The annotated function must have signature `fn name(x: &[f64], y: &[f64], ...) -> f64`; the
generated gradient has signature `fn name_gradient(x: &[f64], y: &[f64], ...) -> [f64; dim]` for dense output and
`fn name_gradient(x: &[f64], y: &[f64], ...) => ([f64; reduced_dim], [f64; reduced_dim])`, where the first
corresponds to the indices, and the second corresponds to the values.

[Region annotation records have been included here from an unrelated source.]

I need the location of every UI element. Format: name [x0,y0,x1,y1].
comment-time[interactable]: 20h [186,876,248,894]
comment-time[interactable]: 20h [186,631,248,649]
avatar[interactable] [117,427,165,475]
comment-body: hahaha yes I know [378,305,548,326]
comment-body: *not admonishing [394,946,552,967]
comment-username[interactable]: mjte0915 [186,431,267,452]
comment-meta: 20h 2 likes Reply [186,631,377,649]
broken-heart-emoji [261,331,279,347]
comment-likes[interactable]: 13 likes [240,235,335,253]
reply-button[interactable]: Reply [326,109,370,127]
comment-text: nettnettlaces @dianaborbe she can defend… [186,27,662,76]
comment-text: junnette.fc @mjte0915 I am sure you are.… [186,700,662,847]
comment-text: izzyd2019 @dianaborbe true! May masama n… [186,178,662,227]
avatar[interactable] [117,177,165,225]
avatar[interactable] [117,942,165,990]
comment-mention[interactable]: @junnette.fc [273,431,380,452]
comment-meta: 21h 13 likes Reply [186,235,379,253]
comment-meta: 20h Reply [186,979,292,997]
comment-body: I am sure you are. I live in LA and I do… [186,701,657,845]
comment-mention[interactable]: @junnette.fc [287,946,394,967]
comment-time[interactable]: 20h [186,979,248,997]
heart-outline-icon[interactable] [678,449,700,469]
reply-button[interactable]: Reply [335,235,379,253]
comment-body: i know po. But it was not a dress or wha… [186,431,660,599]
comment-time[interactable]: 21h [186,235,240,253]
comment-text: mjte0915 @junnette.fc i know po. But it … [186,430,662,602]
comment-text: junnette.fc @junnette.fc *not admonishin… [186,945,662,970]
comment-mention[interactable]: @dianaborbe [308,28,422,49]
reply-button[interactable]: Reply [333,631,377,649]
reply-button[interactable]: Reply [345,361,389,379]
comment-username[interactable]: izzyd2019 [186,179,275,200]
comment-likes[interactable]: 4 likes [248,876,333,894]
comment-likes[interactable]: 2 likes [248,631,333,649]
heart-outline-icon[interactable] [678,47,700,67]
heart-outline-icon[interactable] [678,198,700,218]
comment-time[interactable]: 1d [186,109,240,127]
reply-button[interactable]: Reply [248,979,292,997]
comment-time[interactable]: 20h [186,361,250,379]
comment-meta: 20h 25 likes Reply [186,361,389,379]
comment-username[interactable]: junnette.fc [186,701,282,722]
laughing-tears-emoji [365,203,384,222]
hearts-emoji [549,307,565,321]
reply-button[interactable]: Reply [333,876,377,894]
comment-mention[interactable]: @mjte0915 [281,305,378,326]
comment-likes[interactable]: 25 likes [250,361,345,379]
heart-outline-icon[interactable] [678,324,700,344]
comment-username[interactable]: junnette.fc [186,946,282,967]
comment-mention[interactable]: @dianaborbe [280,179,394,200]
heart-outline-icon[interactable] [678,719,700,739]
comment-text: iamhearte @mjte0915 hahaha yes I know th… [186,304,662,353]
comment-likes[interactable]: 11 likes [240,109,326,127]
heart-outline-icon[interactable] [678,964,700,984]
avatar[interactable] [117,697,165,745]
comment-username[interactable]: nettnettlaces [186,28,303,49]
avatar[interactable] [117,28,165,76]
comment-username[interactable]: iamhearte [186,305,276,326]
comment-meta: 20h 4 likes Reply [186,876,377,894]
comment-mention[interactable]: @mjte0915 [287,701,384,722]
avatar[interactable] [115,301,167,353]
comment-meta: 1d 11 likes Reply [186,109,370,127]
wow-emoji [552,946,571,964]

The function body may contain `let` bindings followed by a bare tail expression
(no trailing semicolon). Bound names are substituted symbolically before differentiating.

## Supported syntax

| Source form                           | How it is treated                   |
|---------------------------------------|-------------------------------------|
| `x[i]`                                | Variable - `i`-th component of `x`  |
| `1.0`, `2`                            | Constant                            |
| `e + f`, `e - f`, `e * f`, `e / f`    | Binary arithmetic                   |
| `-e`                                  | Negation                            |
| `e.sin()`, `e.cos()`                  | Trigonometric functions             |
| `e.ln()`, `e.exp()`, `e.sqrt()`       | Transcendental functions            |
| `e.powi(n)` with integer constant `n` | Integer power                       |
| `(e)`, `e as f64`, `{ e }`            | Transparent - inner expression used |
| Anything else                         | **Compile error (panic)**           |

## Simplification

After differentiating, simplification runs repeatedly until the expression
stops changing or `max_passes` is reached (default: 10). Each pass applies
constant folding, identity rules (`0 + e = e`, `1 * e = e`, etc.), double
negation, distributive factoring, power and exponential merging, and a handful
of logarithm and square-root identities. Multiple passes let reductions
cascade — for example, `0 * f(x) + 1` needs two passes to reach `1`.

## Limitations

This is an early-stage library with a narrow scope:

- Only `f64` arithmetic. The input parameters must be floating point slices (`&[f64]`); scalar parameters
  are not differentiated.
- Only `powi` for powers. `powf` and anything not in the table above causes a
  compile-time panic.
- `powi` exponents must be integer literals, not variables.
- No support for higher-order derivatives.

## Alternatives

**[rust-ad](https://github.com/JonathanWoollett-Light/rust-ad)** takes the same
proc-macro approach but implements algorithmic AD (forward/reverse mode) rather
than producing a symbolic closed form.

**[descent](https://crates.io/crates/descent)** also generates symbolic
derivatives at compile time via proc-macros ("fixed" form), and additionally
offers a runtime expression tree ("dynamic") form. Both are scoped to the Ipopt
solver and require nightly Rust.

**`#[autodiff]` (Enzyme)** differentiates at the LLVM IR level, which means it
handles arbitrary Rust code but produces no simplified closed form and requires
nightly.

**[symbolica](https://crates.io/crates/symbolica)** and similar runtime CAS
crates do the same symbolic work as `symdiff` — but at runtime, on expression
objects, rather than emitting native Rust at compile time.

>*AI Disclosure* The documentation was initially generated by AI, but edited independently. AI-assistance was used to help design the overall structure and for boilerplate, but all code is our own. Copilot was used to generate workflows.